Les interactions entre l’épigénome et les perturbateurs endocriniens sont d’autant plus complexes à caractériser du fait que les perturbateurs endocrinien ont un profil doses-réponse

non-monotonique, avec des effets à faible ou fortes doses qui peuvent changer d’intensité mais également de sens (Vandenberg et al., 2012). La grande majorité des études qui se sont intéressées aux effets épigénétiques des perturbateurs endocriniens se sont concentrées sur les effets sur la méthylation de l’ADN.

L'expression d'un gène dépend (en plus des modifications des histones vues précédemment) de l’état de méthylation de celui-ci. Il s’agit de la méthylation de cytosine en 5-méthylcytosine des paires de base C-G. Cette méthylation permet de réguler l'expression génique car (i) une faible méthylation se traduit le plus souvent par une forte expression du gène alors que (ii) une forte méthylation inactive le gène. Cependant il existe des exemples où une forte méthylation d’un gène n'a pas de répercussions sur son niveau d'expression (Kovalchuk & Kovalchuk, 2012).
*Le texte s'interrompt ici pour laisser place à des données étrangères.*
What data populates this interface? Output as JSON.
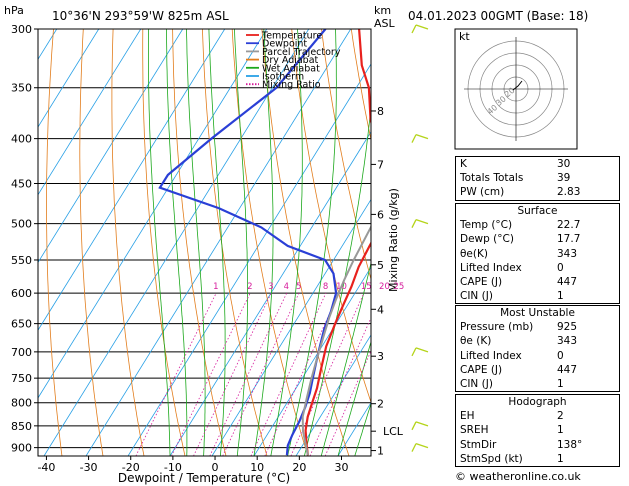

Deux études épidémiologiques ont montré une association entre une augmentation de l’exposition au PBDEs (dont BDE-47 et 99) et une diminution de la méthylation de l’ADN dans le sang de cordon, dans sa globalité pour l’étude sur la cohorte CHAMACOS (Huen et al., 2014), et sur le promoteur TNFα, un gène pro-inflammatoire (Dao, Hong, Wang, & Tang, 2015). Dans les modèles animaux, il a été montré qu’une exposition au BDE-47 entrainait une diminution globale de la méthylation de l’ADN dans le cerveau qui persiste à l’âge adulte (Woods et al., 2012). Récemment, il a aussi été montré qu’une faible exposition au BDE-47 chez le rat influençait la méthylation du cytochrome mitochondrial c-oxydase (Mt-co2) et de gènes liés à la fonction cérébrale (Bdnf et Nr3c1) (Byun et al., 2015). Ces quatre études suggèrent donc que l’exposition aux PBDEs, et notamment au BDE-47, peut affecter les fonctions cellulaires en perturbant la régulation d’expression génique via une altération de la méthylation de l’ADN.

Plusieurs études épidémiologiques ont pu corréler une augmentation des concentrations urinaires de métabolites de phtalate avec des défauts de méthylation du gène IGF2 et LINE-1 dans le tissu placentaire (LaRocca, Binder, McElrath, & Michels, 2014; Y. Zhao et al., 2015). Dans les modèles animaux, l’exposition aux phtalates a également montré des effets sur la méthylation de l’ADN. L’exposition in utero au DBP a provoqué une hypométhylation du gène c-myc dans le foie chez le rat (Kostka, Urbanek-Olejnik, & Wiadrowska, 2010). L’exposition au DEHP a également entrainé à la fois une

hypométhylation et une hyperméthylation selon les gènes étudiés dans plusieurs études de la même équipe, et cela même à très faible dose (Martinez-Arguelles & Papadopoulos, 2016). Des données in vivo viennent également confirmées le potentiel des phtalates à altérer le niveau de la méthylation de l’ADN (hypo- comme hyper-méthylation selon les doses et les gènes étudiés) (Hsieh, Tsai, Hsu, Kuo, Lee, Chai, Wang, et al., 2012; Kang & Lee, 2005). Finalement en plus des effets sur la méthylation, plusieurs études in vivo ont montré que l’expression ou l’activité de plusieurs enzymes modifiant les histones (notamment les HDACs) étaient perturbés par une exposition aux phtalates (Guida et al., 2014; Hsieh, Tsai, Hsu, Kuo, Lee, Chai, Hou, et al., 2012).